'Hit & Run' misses the mark

Kristen Bell and Dax Shepard in Hit & Run. (Handout)

Kristen Bell and Dax Shepard in Hit & Run. (Handout)

Liz Braun, QMI Agency

, Last Updated: 2:27 PM ET

Dax Shepard wrote and co-directed Hit & Run, an obvious labour of love aimed right at his beloved co-star: a 1967 Lincoln Continental helped along by a 700 HP LS7.

Plot? Characterization? Chemistry with his real-life fiancee and cast-mate Kristen Bell?

Forget all that - this movie is about a muscle car. This is a special car the size of a boat with a $15,000 engine. It can't go forward without smoking wheels, only starts in slo-mo and runs with a thrumming engine that can be heard for miles around by car-loving males in rutting season. Or something like that.

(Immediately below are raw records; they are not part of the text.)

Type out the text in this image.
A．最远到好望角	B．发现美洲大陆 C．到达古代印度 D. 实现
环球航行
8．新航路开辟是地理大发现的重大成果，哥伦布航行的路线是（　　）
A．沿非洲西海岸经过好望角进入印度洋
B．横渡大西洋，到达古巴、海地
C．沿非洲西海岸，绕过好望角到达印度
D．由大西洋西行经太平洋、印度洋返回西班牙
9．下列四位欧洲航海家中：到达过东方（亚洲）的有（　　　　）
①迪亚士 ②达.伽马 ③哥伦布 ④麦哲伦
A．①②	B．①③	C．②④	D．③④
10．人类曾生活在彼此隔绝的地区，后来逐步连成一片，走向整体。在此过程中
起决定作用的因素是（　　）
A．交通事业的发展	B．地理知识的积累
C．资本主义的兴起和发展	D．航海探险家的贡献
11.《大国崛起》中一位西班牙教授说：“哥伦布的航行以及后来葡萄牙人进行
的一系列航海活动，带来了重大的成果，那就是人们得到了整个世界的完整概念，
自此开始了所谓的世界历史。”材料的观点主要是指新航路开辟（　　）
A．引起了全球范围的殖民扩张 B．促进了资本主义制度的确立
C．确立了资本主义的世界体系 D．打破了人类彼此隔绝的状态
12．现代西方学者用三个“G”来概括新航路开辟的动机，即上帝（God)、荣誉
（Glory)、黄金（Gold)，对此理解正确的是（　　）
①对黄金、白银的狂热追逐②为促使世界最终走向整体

Shepard is Charlie Bronson and Bell is Annie, and they star as a happy couple living somewhere in the middle of nowhere. They've been together about a year, and are still getting to know each other; then, she gets a terrific job opportunity in L.A. and he offers to drive her to her job interview.

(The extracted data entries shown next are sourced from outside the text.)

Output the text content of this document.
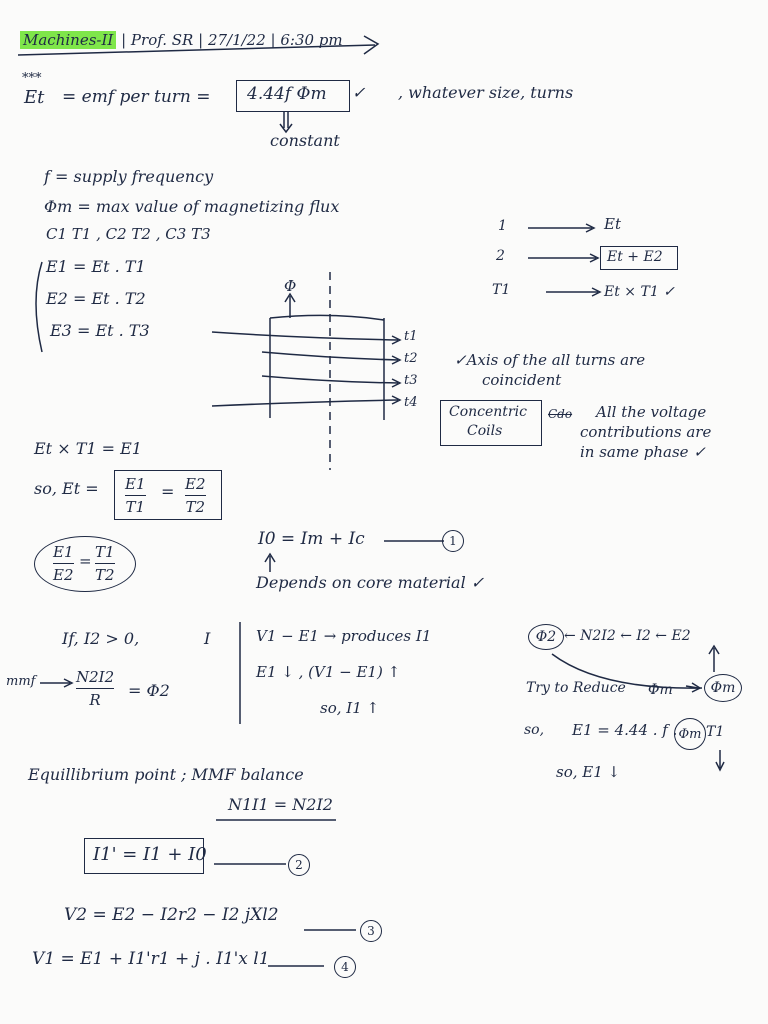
Machines-II | Prof. SR | 27/1/22 | 6:30 pm
***
Et = emf per turn = 4.44f Φm ✓ , whatever size, turns
constant
f = supply frequency
Φm = max value of magnetizing flux
C1 T1 , C2 T2 , C3 T3
E1 = Et . T1
E2 = Et . T2
E3 = Et . T3
1	Et
2	Et + E2
T1	Et × T1 ✓
Φ
t1
t2
t3
t4
✓Axis of the all turns are
coincident
Concentric
Coils
Cdo All the voltage
contributions are
in same phase ✓
Et × T1 = E1
so, Et = E1
T1
= E2
T2
$\frac{E1}{E2} = \frac{T1}{T2}$
I0 = Im + Ic	1
Depends on core material ✓
If, I2 > 0,	I
mmf	N2I2
R = Φ2
V1 − E1 → produces I1
E1 ↓ , (V1 − E1) ↑
so, I1 ↑
Φ2 ← N2I2 ← I2 ← E2
Try to Reduce Φm	Φm
so, E1 = 4.44 . f . Φm T1
so, E1 ↓
Equillibrium point ; MMF balance
N1I1 = N2I2
I1' = I1 + I0	2
V2 = E2 − I2r2 − I2 jXl2
3
V1 = E1 + I1'r1 + j . I1'x l1	4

There is a problem: Charlie is in the witness protection program and he's not supposed to go to Los Angeles. He's not supposed to go anywhere. He's supposed to lie low, report to the marshall (Tom Arnold) charged with protecting him and prepare to testify against some bad guys.

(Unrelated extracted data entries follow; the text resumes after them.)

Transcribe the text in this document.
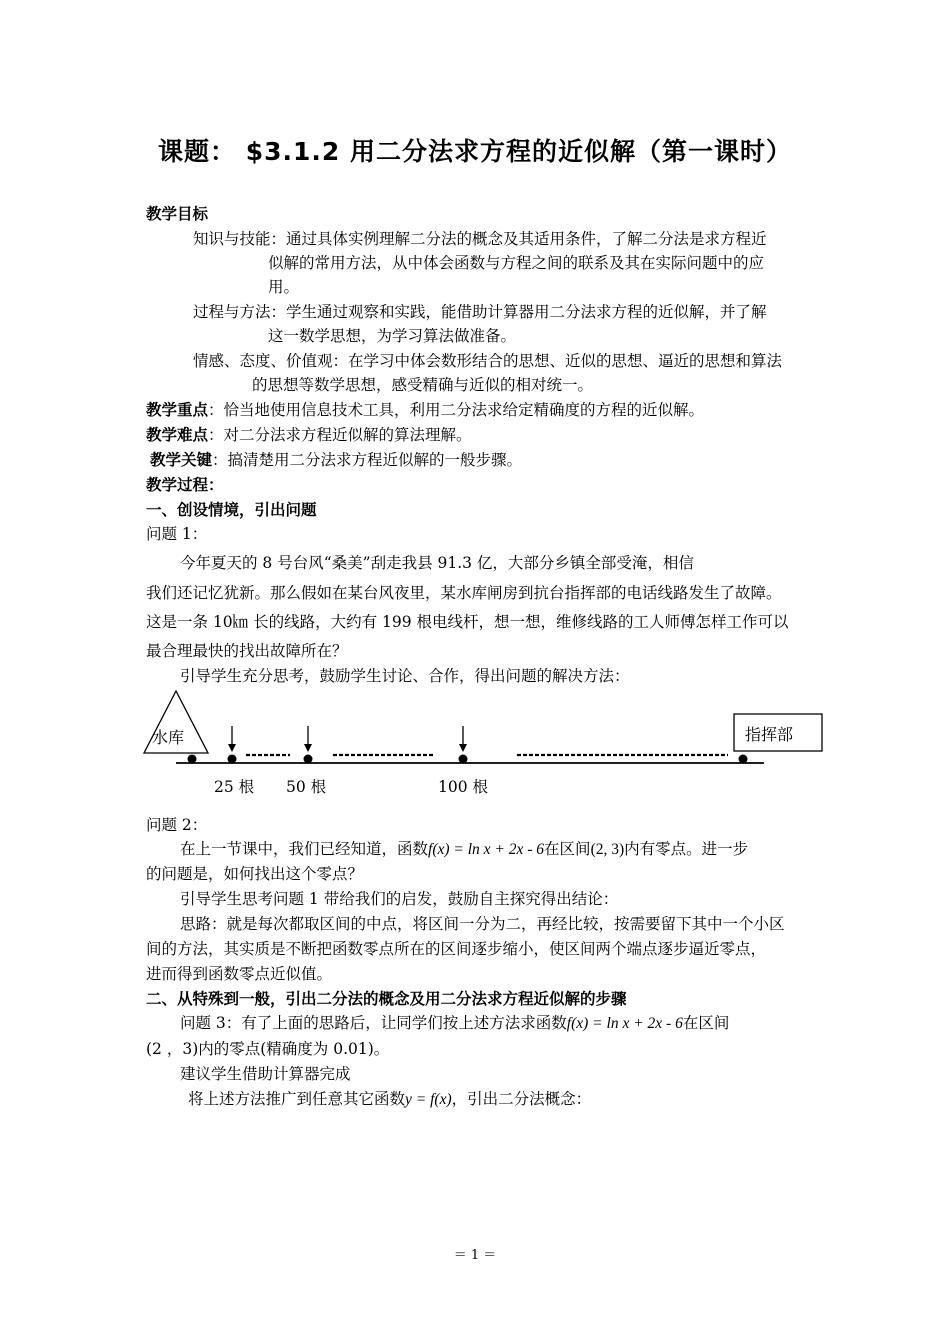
课题： $3.1.2 用二分法求方程的近似解（第一课时）
教学目标
知识与技能：通过具体实例理解二分法的概念及其适用条件，了解二分法是求方程近
似解的常用方法，从中体会函数与方程之间的联系及其在实际问题中的应
用。
过程与方法：学生通过观察和实践，能借助计算器用二分法求方程的近似解，并了解
这一数学思想，为学习算法做准备。
情感、态度、价值观：在学习中体会数形结合的思想、近似的思想、逼近的思想和算法
的思想等数学思想，感受精确与近似的相对统一。
教学重点：恰当地使用信息技术工具，利用二分法求给定精确度的方程的近似解。
教学难点：对二分法求方程近似解的算法理解。
教学关键：搞清楚用二分法求方程近似解的一般步骤。
教学过程：
一、创设情境，引出问题
问题 1：
今年夏天的 8 号台风“桑美”刮走我县 91.3 亿，大部分乡镇全部受淹，相信
我们还记忆犹新。那么假如在某台风夜里，某水库闸房到抗台指挥部的电话线路发生了故障。
这是一条 10㎞ 长的线路，大约有 199 根电线杆，想一想，维修线路的工人师傅怎样工作可以
最合理最快的找出故障所在？
引导学生充分思考，鼓励学生讨论、合作，得出问题的解决方法：
水库	指挥部
25 根 50 根	100 根
问题 2：
在上一节课中，我们已经知道，函数f(x) = ln x + 2x - 6在区间(2, 3)内有零点。进一步
的问题是，如何找出这个零点？
引导学生思考问题 1 带给我们的启发，鼓励自主探究得出结论：
思路：就是每次都取区间的中点，将区间一分为二，再经比较，按需要留下其中一个小区
间的方法，其实质是不断把函数零点所在的区间逐步缩小，使区间两个端点逐步逼近零点，
进而得到函数零点近似值。
二、从特殊到一般，引出二分法的概念及用二分法求方程近似解的步骤
问题 3：有了上面的思路后，让同学们按上述方法求函数f(x) = ln x + 2x - 6在区间
(2 ，3)内的零点(精确度为 0.01)。
建议学生借助计算器完成
将上述方法推广到任意其它函数y = f(x)，引出二分法概念：
＝ 1 ＝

But he goes to L.A. anyway. He and Annie are pursued by her old boyfriend, who is convinced Charlie is a villain, by his old gang, which includes Bradley Cooper with dreadlocks and by the aforementioned Tom Arnold, who will not give up on his witness. Hilarity does not exactly ensue. It sort of runs off in all directions.

The chase scenes are oddly devoid of energy, and are usually interrupted by couples chit-chat between Charlie and Annie. She whines at him about honesty; he blathers at her about a zen approach to living in the moment. Although both actors play attractive characters here, their dialogue sounds like outtakes from couples' therapy.

Cameos from such actors as Jason Bateman, Kristin Chenoweth, Beau Bridges and David Koechner are fun to look at, but can't detract from the film's jumbled emotions -- it's a romance, it's a drama, it's a comedy, it's a road movie, it's an auto-body experience. Whatever it is, we didn't love it.